Since the rate of mitophagy, mitochondrial spheroid, mitocytosis and ASM is low in primary cultured degenerated hepatocytes, it is tempting to speculate that MLRO is specifically associated with hepatocyte dedifferentiation and liver degeneration. Mitochondria and lysosomes are two critical organelles that not only regulate nutrient and energy homeostasis by effectively recycling or turning over cellular components but also serve as key hubs of signalling cascades for cell survival and differentiation or dedifferentiation. Notably, MLRO is somewhat similar to the damaged lysosomes as MLRO are galectin 3 positive, a well-known marker for damaged lysosomes. In addition to degradation, lysosomes are also intracellular signalling hubs for sensing nutrients and energy for mTORC1 and AMPK activation. Mouse embryonic stem cells (mESCs) lacking AMPK exhibited severe defects during differentiation, which is associated with decreased transcription factor EB (TFEB),29 a master transcription factor for regulating lysosomal biogenesis. TFEB mutant mESCs and bafilomycin A1-treated mESCs lacking functional lysosomes showed a decrease in the expression of hepatocyte nuclear factor 4α (HNF4α),29 a crucial transcription factor that regulates hepatocyte identity. In another study using a genome-wide screen that sought to identify genes whose deletion suppresses mESCs differentiation, Villegas et al30 identified multiple genes involved in lysosomal responses to amino acid availability that promotes the cytoplasmic retention of transcription factor E3 (TFE3), a homologue of TFEB, as a critical regulator of ESC differentiation. These emerging findings suggest that lysosomal-mediated nutrient metabolism and signalling is critical for TFEB/TFE3 regulation in cell differentiation and dedifferentiation. We also demonstrated that the overexpression of TFEB not only increased the clearance of MLRO but also augmented the expression of HNF4α, which inhibited hepatocyte dedifferentiation. Although it is still unclear how TFEB affects HNF4α expression, these findings suggest a novel concept where alterations of mitochondria and lysosomes could regulate hepatocyte dedifferentiation and thereby contribute to chronic liver diseases such as ALD and MASH.

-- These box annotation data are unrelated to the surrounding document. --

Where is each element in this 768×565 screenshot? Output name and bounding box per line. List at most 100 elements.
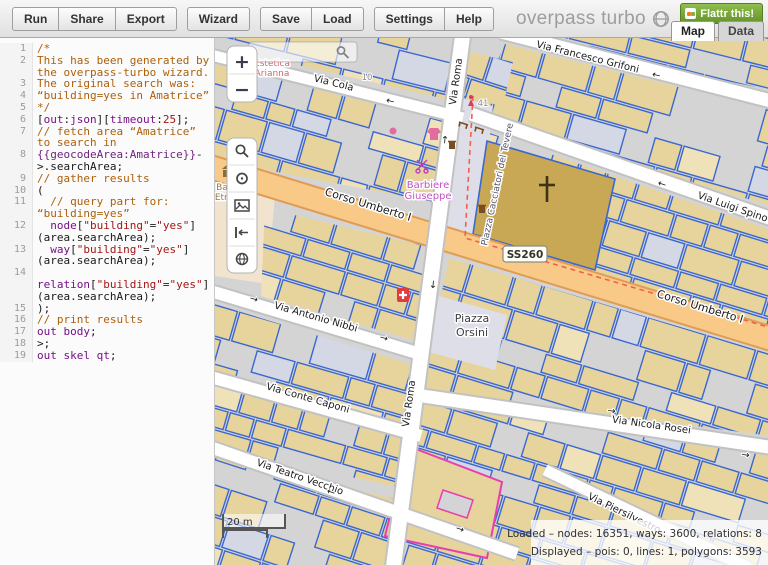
house-number-41: 41 <box>478 99 489 109</box>
line-number: 14 <box>0 267 33 279</box>
poi-label-estetica-2: Arianna <box>255 69 290 79</box>
line-number: 5 <box>0 102 33 114</box>
waste-basket-icon <box>478 206 486 214</box>
toolbar-group: Wizard <box>187 7 250 31</box>
line-number: 11 <box>0 196 33 208</box>
editor-row: 9 // gather results <box>0 173 214 185</box>
line-number <box>0 208 33 220</box>
zoom-in-button[interactable]: + <box>234 51 250 73</box>
toolbar-button-groups: RunShareExport Wizard SaveLoad SettingsHelp <box>12 7 504 31</box>
code-line: // gather results <box>33 173 150 185</box>
map-canvas[interactable]: Via ColaVia Francesco GrifoniVia Luigi S… <box>215 38 768 565</box>
toolbar-button-run[interactable]: Run <box>12 7 59 31</box>
code-line: (area.searchArea); <box>33 291 156 303</box>
line-number: 3 <box>0 78 33 90</box>
code-token: “building=yes in Amatrice” <box>37 89 209 102</box>
toolbar-button-wizard[interactable]: Wizard <box>187 7 250 31</box>
toolbar-button-save[interactable]: Save <box>260 7 312 31</box>
code-token: ] <box>189 219 196 232</box>
line-number: 4 <box>0 90 33 102</box>
editor-row: 19out skel qt; <box>0 350 214 362</box>
code-token: ; <box>110 349 117 362</box>
code-token: qt <box>97 349 110 362</box>
code-token: (area.searchArea); <box>37 290 156 303</box>
code-line: (area.searchArea); <box>33 255 156 267</box>
map-search-control[interactable] <box>249 42 357 62</box>
editor-row: 16// print results <box>0 314 214 326</box>
stats-panel <box>531 520 768 565</box>
toolbar-button-load[interactable]: Load <box>311 7 364 31</box>
toolbar: RunShareExport Wizard SaveLoad SettingsHelp… <box>0 0 768 38</box>
line-number: 7 <box>0 126 33 138</box>
line-number: 19 <box>0 350 33 362</box>
scale-label: 20 m <box>227 517 253 528</box>
line-number: 6 <box>0 114 33 126</box>
code-token: out <box>37 349 57 362</box>
code-token: "yes" <box>169 278 202 291</box>
toolbar-group: SaveLoad <box>260 7 364 31</box>
beauty-shop-icon <box>390 128 397 135</box>
code-line: “building=yes in Amatrice” <box>33 90 209 102</box>
toolbar-button-help[interactable]: Help <box>444 7 494 31</box>
code-token <box>57 325 64 338</box>
stats-displayed: Displayed – pois: 0, lines: 1, polygons:… <box>531 546 762 558</box>
line-number: 1 <box>0 43 33 55</box>
code-token: - <box>196 148 203 161</box>
tab-data[interactable]: Data <box>718 21 764 41</box>
code-token: ] <box>183 243 190 256</box>
poi-label-orsini-2: Orsini <box>456 326 488 339</box>
poi-label-barbiere-1: Barbiere <box>407 180 449 191</box>
line-number: 16 <box>0 314 33 326</box>
line-number: 13 <box>0 244 33 256</box>
line-number: 12 <box>0 220 33 232</box>
poi-label-barbiere-2: Giuseppe <box>404 191 451 202</box>
line-number: 17 <box>0 326 33 338</box>
search-input[interactable] <box>249 42 357 62</box>
toolbar-button-share[interactable]: Share <box>58 7 115 31</box>
editor-row: 17out body; <box>0 326 214 338</box>
code-token: // gather results <box>37 172 150 185</box>
pharmacy-icon <box>397 288 409 302</box>
app-title: overpass turbo <box>516 8 670 30</box>
flattr-label: Flattr this! <box>700 8 754 20</box>
oneway-arrow-icon: → <box>606 405 616 417</box>
line-number: 9 <box>0 173 33 185</box>
code-token: body <box>64 325 91 338</box>
line-number: 15 <box>0 303 33 315</box>
poi-label-orsini-1: Piazza <box>455 312 489 325</box>
view-tabs: Map Data <box>671 21 764 41</box>
zoom-out-button[interactable]: − <box>234 79 250 101</box>
line-number: 8 <box>0 149 33 161</box>
line-number: 2 <box>0 55 33 67</box>
road-ref-badge-label: SS260 <box>507 249 544 261</box>
line-number <box>0 137 33 149</box>
toolbar-button-export[interactable]: Export <box>115 7 177 31</box>
code-token: ; <box>90 325 97 338</box>
line-number: 18 <box>0 338 33 350</box>
line-number <box>0 161 33 173</box>
line-number <box>0 67 33 79</box>
waste-basket-icon <box>448 142 456 150</box>
app-title-text: overpass turbo <box>516 8 646 30</box>
tab-map[interactable]: Map <box>671 21 715 41</box>
toolbar-group: SettingsHelp <box>374 7 494 31</box>
oneway-arrow-icon: → <box>740 449 750 461</box>
overpass-turbo-window: { "toolbar": { "groups": [["Run","Share"… <box>0 0 768 565</box>
code-token: "yes" <box>156 219 189 232</box>
toolbar-button-settings[interactable]: Settings <box>374 7 445 31</box>
code-token: ] <box>203 278 210 291</box>
line-number <box>0 255 33 267</box>
house-number-10: 10 <box>362 73 373 83</box>
oneway-arrow-icon: → <box>427 280 439 289</box>
line-number <box>0 291 33 303</box>
editor-row: (area.searchArea); <box>0 291 214 303</box>
query-editor[interactable]: 1/*2This has been generated bythe overpa… <box>0 38 215 565</box>
toolbar-group: RunShareExport <box>12 7 177 31</box>
stats-loaded: Loaded – nodes: 16351, ways: 3600, relat… <box>507 528 762 540</box>
editor-row: (area.searchArea); <box>0 255 214 267</box>
code-line: out skel qt; <box>33 350 117 362</box>
code-token <box>57 349 64 362</box>
map-svg[interactable]: Via ColaVia Francesco GrifoniVia Luigi S… <box>215 38 768 565</box>
line-number <box>0 232 33 244</box>
editor-row: 4 “building=yes in Amatrice” <box>0 90 214 102</box>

While induction of MLRO is clearly associated with hepatocyte dedifferentiation, there are several important questions that remain unanswered. The mechanisms that regulate the formation of MLRO are still unclear. The proteins responsible for the fusion of MDVs with lysosomes to form MLRO are yet to be identified. Our observation of ‘hit and run’ events between endosomes/lysosomes and mitochondria suggests that some lysosomal proteins or enzymes may transfer into the mitochondria, which could lead to either the acidification or the degradation of mitochondrial proteins. Alternatively, mitochondria could acquire V-ATPase, resulting in the decrease of mitochondrial pH and acidification, ultimately transforming the mitochondria into MLRO. Further studies are necessary to explore these possibilities.

In summary, MLRO is an alternative mechanism for mitochondrial quality control independent of canonical autophagy/mitophagy. Modulating the formation of MLRO may be important in regulating hepatocyte dedifferentiation, which may be beneficial for chronic liver diseases such as ALD and MASH.